In which Severus Snape meets the friends of James Potter. He continues to be less than impressed.


Two days after my meeting the original Severus Snape for the first time, a man from adoption services arrived at Dinsmore to finish paperwork with Pandora. Both James and I entered the kitchen where papers were strewn about the table where both adults sat, asking and answering questions.

James boldly marched over and wiggled onto Pandora's lap. He openly stared at the legal papers. I stood at Pandora's side and looked up at the man. I never learned what the man's name was, but I do not care. James and I silently listened to the conversation.

"The boy's name here, here, and here," the man said, pointing at separate lines on two different papers. As Pandora's quill touched the paper, James leaned forward and peered at the writing.

"What's all of Sev's name?" he asked curiously.

"Severus Dominic Potter," Pandora replied absently as she began to write.

I felt chilled when I realized I did not want James' name. I did not want to be a part of him, beholden to James for something that I had always wanted.
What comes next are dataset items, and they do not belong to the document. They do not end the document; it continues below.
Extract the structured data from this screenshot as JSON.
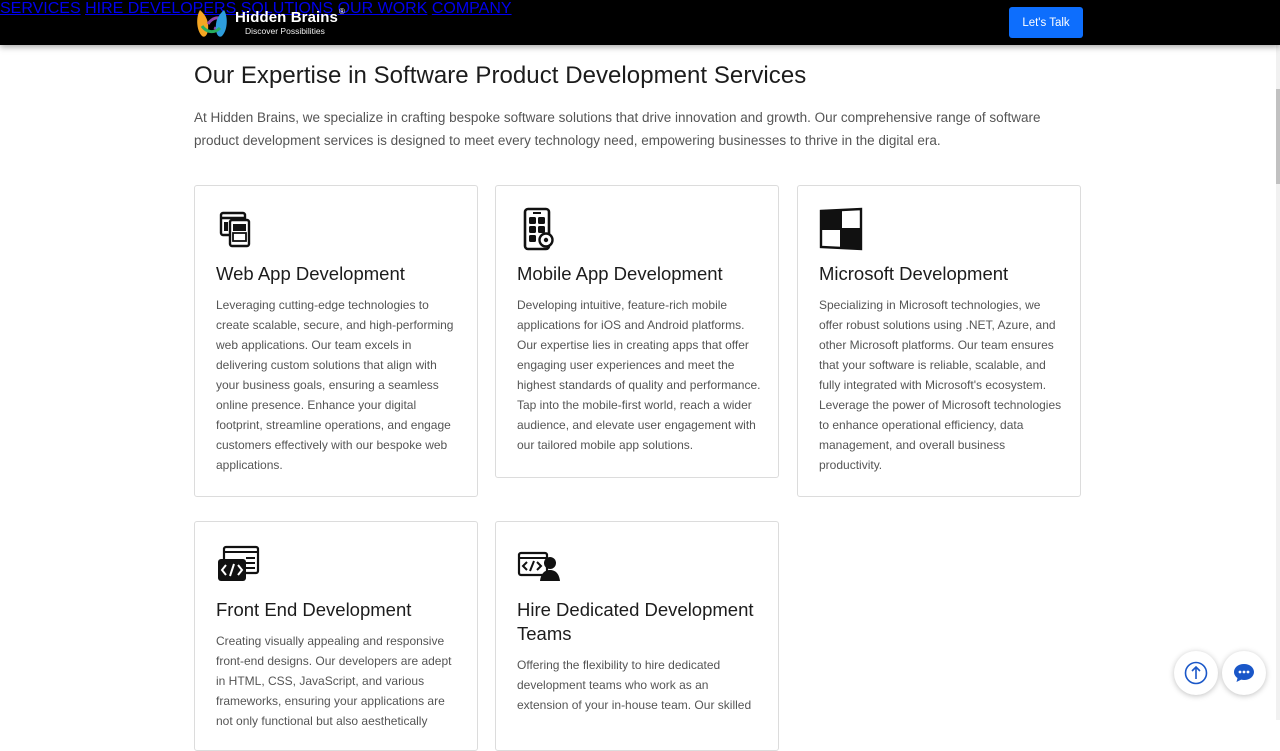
{
  "brand": {
    "name": "Hidden Brains",
    "registered": "®",
    "tagline": "Discover Possibilities"
  },
  "nav": {
    "items": [
      "SERVICES",
      "HIRE DEVELOPERS",
      "SOLUTIONS",
      "OUR WORK",
      "COMPANY"
    ],
    "cta_label": "Let's Talk"
  },
  "section": {
    "title": "Our Expertise in Software Product Development Services",
    "intro": "At Hidden Brains, we specialize in crafting bespoke software solutions that drive innovation and growth. Our comprehensive range of software product development services is designed to meet every technology need, empowering businesses to thrive in the digital era."
  },
  "cards": [
    {
      "icon": "web-app-icon",
      "title": "Web App Development",
      "body": "Leveraging cutting-edge technologies to create scalable, secure, and high-performing web applications. Our team excels in delivering custom solutions that align with your business goals, ensuring a seamless online presence. Enhance your digital footprint, streamline operations, and engage customers effectively with our bespoke web applications."
    },
    {
      "icon": "mobile-app-icon",
      "title": "Mobile App Development",
      "body": "Developing intuitive, feature-rich mobile applications for iOS and Android platforms. Our expertise lies in creating apps that offer engaging user experiences and meet the highest standards of quality and performance. Tap into the mobile-first world, reach a wider audience, and elevate user engagement with our tailored mobile app solutions."
    },
    {
      "icon": "windows-icon",
      "title": "Microsoft Development",
      "body": "Specializing in Microsoft technologies, we offer robust solutions using .NET, Azure, and other Microsoft platforms. Our team ensures that your software is reliable, scalable, and fully integrated with Microsoft's ecosystem. Leverage the power of Microsoft technologies to enhance operational efficiency, data management, and overall business productivity."
    },
    {
      "icon": "code-window-icon",
      "title": "Front End Development",
      "body": "Creating visually appealing and responsive front-end designs. Our developers are adept in HTML, CSS, JavaScript, and various frameworks, ensuring your applications are not only functional but also aesthetically"
    },
    {
      "icon": "developer-team-icon",
      "title": "Hire Dedicated Development Teams",
      "body": "Offering the flexibility to hire dedicated development teams who work as an extension of your in-house team. Our skilled"
    }
  ],
  "floating": {
    "scroll_top_icon": "arrow-up-icon",
    "chat_icon": "chat-icon"
  },
  "colors": {
    "header_bg": "#000000",
    "cta_bg": "#0d6efd",
    "fab_icon": "#1a57c8"
  }
}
I wanted Pandora's name, but not her name, necessarily. I remembered the man I was named for first, with his cheerful devil-be-damned-with-the-rest-of-the-world attitude and his belief in exceptions to every rule. I wanted to have the same name as my grandfather, not the same name as the person Pandora said was my brother. "No," I said. This startled the others. I felt slightly uncomfortable at having gained their attention as my gutter rat's instincts rose to the surface. I felt a lump grow in my throat, but I could not stop; I would not stop. Something within me demanded to have that name. "I don't want to be a Potter," I said.
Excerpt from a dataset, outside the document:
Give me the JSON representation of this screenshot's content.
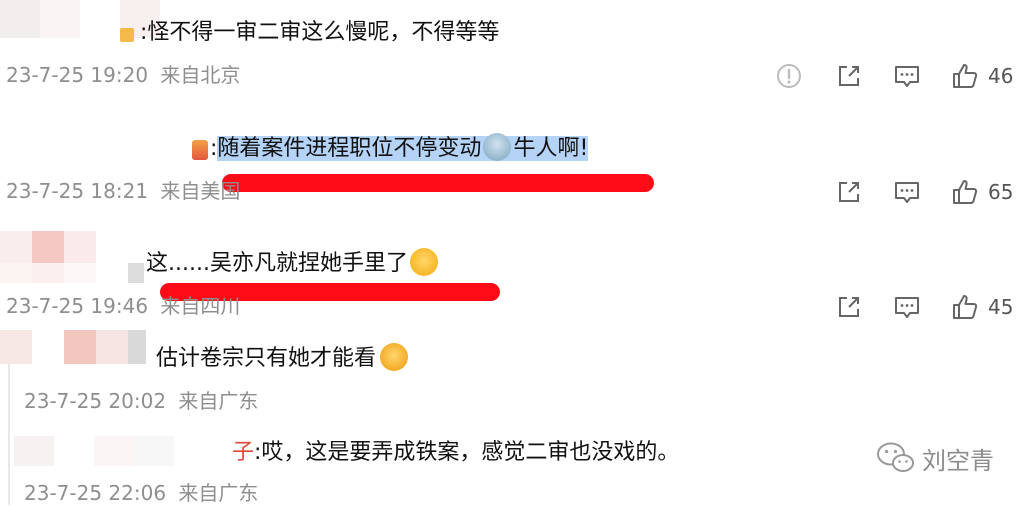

The man rolled his eyes in irritation and leaned forward. "Your legal papers have already been signed," he said testily and slowly, as if he thought I was a simple-minded child like Sirius, "it's too—" Pandora silenced him with a single wave of her hand and a quick glance. James solemnly watched and witnessed.
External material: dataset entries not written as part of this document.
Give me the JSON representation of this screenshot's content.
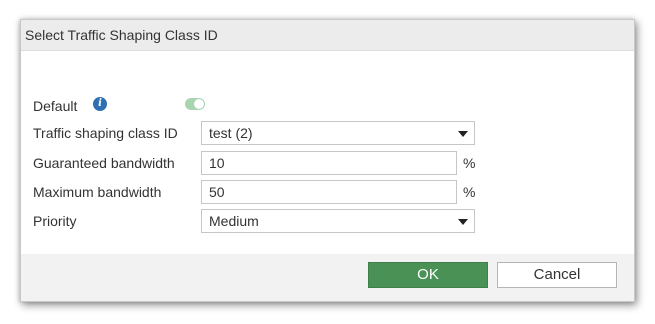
{
  "dialog": {
    "title": "Select Traffic Shaping Class ID"
  },
  "form": {
    "default": {
      "label": "Default",
      "info_icon": "info-icon",
      "toggle_on": true
    },
    "class_id": {
      "label": "Traffic shaping class ID",
      "value": "test (2)"
    },
    "guaranteed": {
      "label": "Guaranteed bandwidth",
      "value": "10",
      "unit": "%"
    },
    "maximum": {
      "label": "Maximum bandwidth",
      "value": "50",
      "unit": "%"
    },
    "priority": {
      "label": "Priority",
      "value": "Medium"
    }
  },
  "footer": {
    "ok_label": "OK",
    "cancel_label": "Cancel"
  },
  "colors": {
    "ok_button": "#4a9156",
    "toggle_on": "#a8d5b0",
    "info_icon": "#2f6fb3",
    "header_bg": "#ececec"
  }
}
"Why do you wish not to be a Potter?" Pandora asked softly as she stroked James' hair. "I'm one."

"You married a Potter. I want to be a Snape." I held my breath as her eyebrows dropped sharply downward and she crinkled her brow in thought. I also wanted to choose something in my name. I wanted to have some margin of control over my life. Yet there was still the unknown need to have the name; a need I could not understand. I felt giddy with excitement, and dread that I had gone too far.

Pandora finally reached out and tapped the papers with her stubby fingers. "How long can this wait?"

"I-I don't know… Why?"

"I need to see my lawyer about Severus' birth certificates."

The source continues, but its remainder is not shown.